7. A muchos meses de la pandemia las condiciones de vida en la casa de San Francisco se deterioran. Se mudó nuestro vecino favorito a Berkeley, que bien podría ser Siberia. Se enfermó el árbol del patio y tuve que remojarlo con un remedio natural que todavía huele horrible cada vez que voy a visitarlo. Los vecinos de al lado empezaron una larga y tortuosa renovación de su casa que ha significado martillazos y taladros todos los días empezando a las siete de la mañana. Se murió mi planta carnívora favorita porque se descompuso la calefacción, y su cuerpo tropical como el mío no aguantó el frío. Una familia de ratas encontró cobijo en la bodega de las cosas viejas, así que mientras se van las ratas las cosas viejas están amontonadas en la sala y me obstaculizan el paso para llegar a los libros. Todo está sucio, permanentemente. Mientras tanto tratamos de vivir ahí un hombre, una mujer y un perro, haciendo pequeñas coreografías diarias que consisten en cerrar y abrir puertas y divisiones estratégicamente, como si pudiéramos evitarnos la incomodidad de vivir juntos.

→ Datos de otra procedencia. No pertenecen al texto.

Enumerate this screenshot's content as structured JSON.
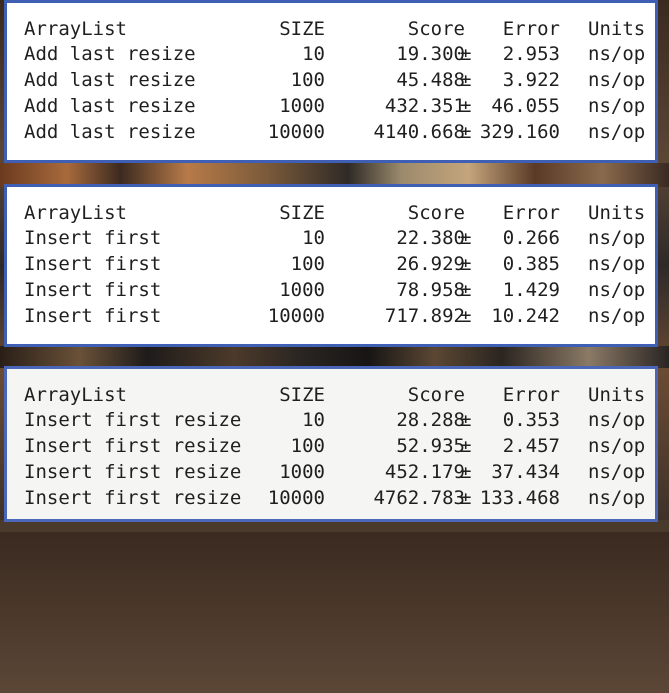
{
  "tables": [
    {
      "header": {
        "name": "ArrayList",
        "size": "SIZE",
        "score": "Score",
        "error": "Error",
        "units": "Units"
      },
      "rows": [
        {
          "name": "Add last resize",
          "size": "10",
          "score": "19.300",
          "pm": "±",
          "error": "2.953",
          "units": "ns/op"
        },
        {
          "name": "Add last resize",
          "size": "100",
          "score": "45.488",
          "pm": "±",
          "error": "3.922",
          "units": "ns/op"
        },
        {
          "name": "Add last resize",
          "size": "1000",
          "score": "432.351",
          "pm": "±",
          "error": "46.055",
          "units": "ns/op"
        },
        {
          "name": "Add last resize",
          "size": "10000",
          "score": "4140.668",
          "pm": "±",
          "error": "329.160",
          "units": "ns/op"
        }
      ]
    },
    {
      "header": {
        "name": "ArrayList",
        "size": "SIZE",
        "score": "Score",
        "error": "Error",
        "units": "Units"
      },
      "rows": [
        {
          "name": "Insert first",
          "size": "10",
          "score": "22.380",
          "pm": "±",
          "error": "0.266",
          "units": "ns/op"
        },
        {
          "name": "Insert first",
          "size": "100",
          "score": "26.929",
          "pm": "±",
          "error": "0.385",
          "units": "ns/op"
        },
        {
          "name": "Insert first",
          "size": "1000",
          "score": "78.958",
          "pm": "±",
          "error": "1.429",
          "units": "ns/op"
        },
        {
          "name": "Insert first",
          "size": "10000",
          "score": "717.892",
          "pm": "±",
          "error": "10.242",
          "units": "ns/op"
        }
      ]
    },
    {
      "header": {
        "name": "ArrayList",
        "size": "SIZE",
        "score": "Score",
        "error": "Error",
        "units": "Units"
      },
      "rows": [
        {
          "name": "Insert first resize",
          "size": "10",
          "score": "28.288",
          "pm": "±",
          "error": "0.353",
          "units": "ns/op"
        },
        {
          "name": "Insert first resize",
          "size": "100",
          "score": "52.935",
          "pm": "±",
          "error": "2.457",
          "units": "ns/op"
        },
        {
          "name": "Insert first resize",
          "size": "1000",
          "score": "452.179",
          "pm": "±",
          "error": "37.434",
          "units": "ns/op"
        },
        {
          "name": "Insert first resize",
          "size": "10000",
          "score": "4762.783",
          "pm": "±",
          "error": "133.468",
          "units": "ns/op"
        }
      ]
    }
  ]
}
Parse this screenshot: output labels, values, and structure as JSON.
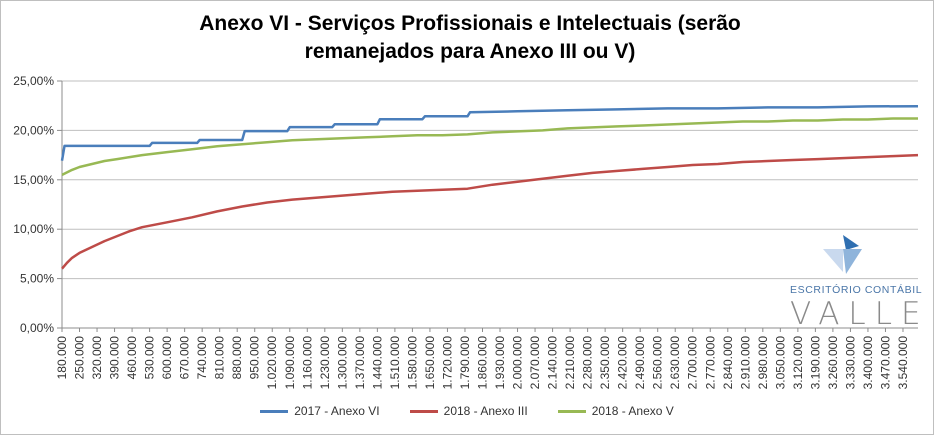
{
  "chart_data": {
    "type": "line",
    "title_lines": [
      "Anexo VI - Serviços Profissionais e Intelectuais (serão",
      "remanejados para Anexo III ou V)"
    ],
    "xlabel": "",
    "ylabel": "",
    "ylim": [
      0,
      25
    ],
    "y_ticks": [
      "0,00%",
      "5,00%",
      "10,00%",
      "15,00%",
      "20,00%",
      "25,00%"
    ],
    "x_ticks": [
      "180.000",
      "250.000",
      "320.000",
      "390.000",
      "460.000",
      "530.000",
      "600.000",
      "670.000",
      "740.000",
      "810.000",
      "880.000",
      "950.000",
      "1.020.000",
      "1.090.000",
      "1.160.000",
      "1.230.000",
      "1.300.000",
      "1.370.000",
      "1.440.000",
      "1.510.000",
      "1.580.000",
      "1.650.000",
      "1.720.000",
      "1.790.000",
      "1.860.000",
      "1.930.000",
      "2.000.000",
      "2.070.000",
      "2.140.000",
      "2.210.000",
      "2.280.000",
      "2.350.000",
      "2.420.000",
      "2.490.000",
      "2.560.000",
      "2.630.000",
      "2.700.000",
      "2.770.000",
      "2.840.000",
      "2.910.000",
      "2.980.000",
      "3.050.000",
      "3.120.000",
      "3.190.000",
      "3.260.000",
      "3.330.000",
      "3.400.000",
      "3.470.000",
      "3.540.000"
    ],
    "x_range": [
      180000,
      3600000
    ],
    "grid": true,
    "legend_position": "bottom",
    "series": [
      {
        "name": "2017 - Anexo VI",
        "color": "#4a7ebb",
        "points": [
          [
            180000,
            16.93
          ],
          [
            190000,
            18.43
          ],
          [
            530000,
            18.43
          ],
          [
            540000,
            18.73
          ],
          [
            720000,
            18.73
          ],
          [
            730000,
            19.03
          ],
          [
            900000,
            19.03
          ],
          [
            910000,
            19.93
          ],
          [
            1080000,
            19.93
          ],
          [
            1090000,
            20.33
          ],
          [
            1260000,
            20.33
          ],
          [
            1270000,
            20.63
          ],
          [
            1440000,
            20.63
          ],
          [
            1450000,
            21.13
          ],
          [
            1620000,
            21.13
          ],
          [
            1630000,
            21.43
          ],
          [
            1800000,
            21.43
          ],
          [
            1810000,
            21.83
          ],
          [
            2000000,
            21.93
          ],
          [
            2200000,
            22.03
          ],
          [
            2400000,
            22.13
          ],
          [
            2600000,
            22.23
          ],
          [
            2800000,
            22.23
          ],
          [
            3000000,
            22.33
          ],
          [
            3200000,
            22.33
          ],
          [
            3400000,
            22.43
          ],
          [
            3600000,
            22.45
          ]
        ]
      },
      {
        "name": "2018 - Anexo III",
        "color": "#be4b48",
        "points": [
          [
            180000,
            6.0
          ],
          [
            200000,
            6.6
          ],
          [
            220000,
            7.1
          ],
          [
            250000,
            7.6
          ],
          [
            300000,
            8.2
          ],
          [
            350000,
            8.8
          ],
          [
            400000,
            9.3
          ],
          [
            450000,
            9.8
          ],
          [
            500000,
            10.2
          ],
          [
            600000,
            10.7
          ],
          [
            700000,
            11.2
          ],
          [
            800000,
            11.8
          ],
          [
            900000,
            12.3
          ],
          [
            1000000,
            12.7
          ],
          [
            1100000,
            13.0
          ],
          [
            1200000,
            13.2
          ],
          [
            1300000,
            13.4
          ],
          [
            1400000,
            13.6
          ],
          [
            1500000,
            13.8
          ],
          [
            1600000,
            13.9
          ],
          [
            1700000,
            14.0
          ],
          [
            1800000,
            14.1
          ],
          [
            1900000,
            14.5
          ],
          [
            2000000,
            14.8
          ],
          [
            2100000,
            15.1
          ],
          [
            2200000,
            15.4
          ],
          [
            2300000,
            15.7
          ],
          [
            2400000,
            15.9
          ],
          [
            2500000,
            16.1
          ],
          [
            2600000,
            16.3
          ],
          [
            2700000,
            16.5
          ],
          [
            2800000,
            16.6
          ],
          [
            2900000,
            16.8
          ],
          [
            3000000,
            16.9
          ],
          [
            3100000,
            17.0
          ],
          [
            3200000,
            17.1
          ],
          [
            3300000,
            17.2
          ],
          [
            3400000,
            17.3
          ],
          [
            3500000,
            17.4
          ],
          [
            3600000,
            17.5
          ]
        ]
      },
      {
        "name": "2018 - Anexo V",
        "color": "#98b954",
        "points": [
          [
            180000,
            15.5
          ],
          [
            220000,
            16.0
          ],
          [
            250000,
            16.3
          ],
          [
            300000,
            16.6
          ],
          [
            350000,
            16.9
          ],
          [
            400000,
            17.1
          ],
          [
            450000,
            17.3
          ],
          [
            500000,
            17.5
          ],
          [
            600000,
            17.8
          ],
          [
            700000,
            18.1
          ],
          [
            800000,
            18.4
          ],
          [
            900000,
            18.6
          ],
          [
            1000000,
            18.8
          ],
          [
            1100000,
            19.0
          ],
          [
            1200000,
            19.1
          ],
          [
            1300000,
            19.2
          ],
          [
            1400000,
            19.3
          ],
          [
            1500000,
            19.4
          ],
          [
            1600000,
            19.5
          ],
          [
            1700000,
            19.5
          ],
          [
            1800000,
            19.6
          ],
          [
            1900000,
            19.8
          ],
          [
            2000000,
            19.9
          ],
          [
            2100000,
            20.0
          ],
          [
            2200000,
            20.2
          ],
          [
            2300000,
            20.3
          ],
          [
            2400000,
            20.4
          ],
          [
            2500000,
            20.5
          ],
          [
            2600000,
            20.6
          ],
          [
            2700000,
            20.7
          ],
          [
            2800000,
            20.8
          ],
          [
            2900000,
            20.9
          ],
          [
            3000000,
            20.9
          ],
          [
            3100000,
            21.0
          ],
          [
            3200000,
            21.0
          ],
          [
            3300000,
            21.1
          ],
          [
            3400000,
            21.1
          ],
          [
            3500000,
            21.2
          ],
          [
            3600000,
            21.2
          ]
        ]
      }
    ]
  },
  "logo": {
    "subtitle": "ESCRITÓRIO CONTÁBIL",
    "name": "VALLE"
  }
}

8. La semana pasada un equipo de análisis genético anunció que midiendo miles de proteínas en el ADN humano se puede estimar estadísticamente el 5% de la población que tiene más posibilidades de morir. Se estima la cantidad de vida como si la vendieran por minuto. Usando una muestra de sangre, se puede comparar a cientos de miles de personas, como si hubiera comparación entre nuestras vidas individuales. Estos análisis estadísticos, aún en etapas más o menos rudimentarias, ya son usados para tomar decisiones éticas cuando los recursos son escasos: se acaban las camas de hospital, las dosis de la vacuna, los anticuerpos monoclonales. Los activistas con discapacidades son los primeros en levantar la alarma: estas medidas “objetivas” sin duda se utilizarán para negarle el cuidado a las personas que según ellas morirán de todos modos. Creo que necesitamos que alguien les recuerde constantemente a los científicos, a los aseguradores, a los pequeños autoritarios, que no importan sus comportamientos o el índice de sus proteínas: ellos también se van a morir.